Zakat sebagai kewajiban kaum muslimin yang mampu ditunaikan terhadap penghasilan mereka. Sedangkan pajak merupakan kewajiban bagi semua warga negara. Terkait dengan amanah UUPA, nomor 11 tahun 2006, zakat dikelola Baitul Mal Aceh dan kabupaten-kota. Pengelolaan Zakat diatur dengan Qanun Aceh Nomor 10 tahun 2018. Zakat yang telah terkumpul di Baitul Mal menjadi Pendapatan Daerah. Artinya zakat menjadi tanggung jawab Pemerintah Aceh, dalam hal ini Baitul Mal.

Zakat menjadi tanggung jawab pemerintah untuk mengelolanya sesuai dengan Undang-Undang dan Qanun. Akan tetapi realisasi UUPA tahun 2006 memerlukan regulasi guna melaksanakan UUPA tersebut.


Artinya, departemen terkait membutuhkan rancangan regulasi baru untuk mengikuti amanah UUPA tersebut.

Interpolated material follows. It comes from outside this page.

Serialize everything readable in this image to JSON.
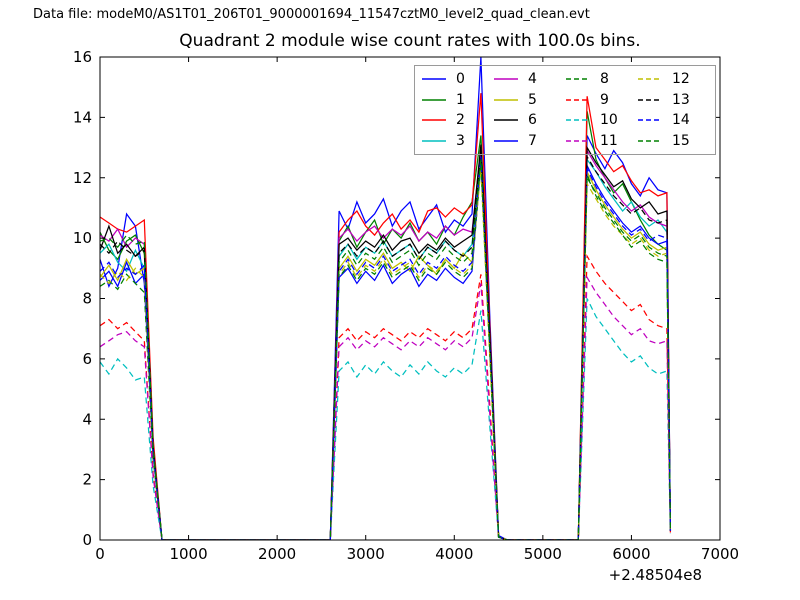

Fenomena masyarakat Aceh menantikan adanya rancangan mengatur atau petunjuk pelaksanaan teknis pelaksanaan zakat dapat mengurangi pajak, sesuai amanah Undang-undang. Misalnya jika seseorang telah menunaikan zakat 2,5 persen dari penghasilan yang sudah sampai nisab maka secara otomatis sudah terkuranginya pajak. Jika pajak penghasilannya 15 %, dan ditunaikan zakat 2,5 persen, maka si muzaki hanya tinggal membayar pajak 12,5 persen.

Artinya si muzaki tidak terbebani dua kali membayar. Karena zakat di Aceh sudah menjadi pemasukan daerah atau PAD. Masyarakat Aceh menantikan pentunjuk dari Pemerintah Pusat agar zakat dapat mengurangi pajak pada masa akan datang.

Para muzakki di Aceh saat ini membayar zakat sekaligus juga membayar pajak. Adanya UUPA dapat meringankan beban masyarakat guna membangun ekonomi umat. Artinya kehadiran regulasi merupakan harapan masyarakat dan Pemerintah Aceh agar masyarakat Aceh setelah membayar zakat secara otomatis dapat mengurangi pajak, sehingga hasil dari zakat dapat membangun kemaslahatan umat.

Pemerintah dan masyarakarakat Aceh menunggu pengesahan regulasi sebagai panduan melaksanakan amanah zakat mengurangi pajak. Semoga bangsa Indonesia membangun bangsanya sesuai dengan kekhasannya masing-masing.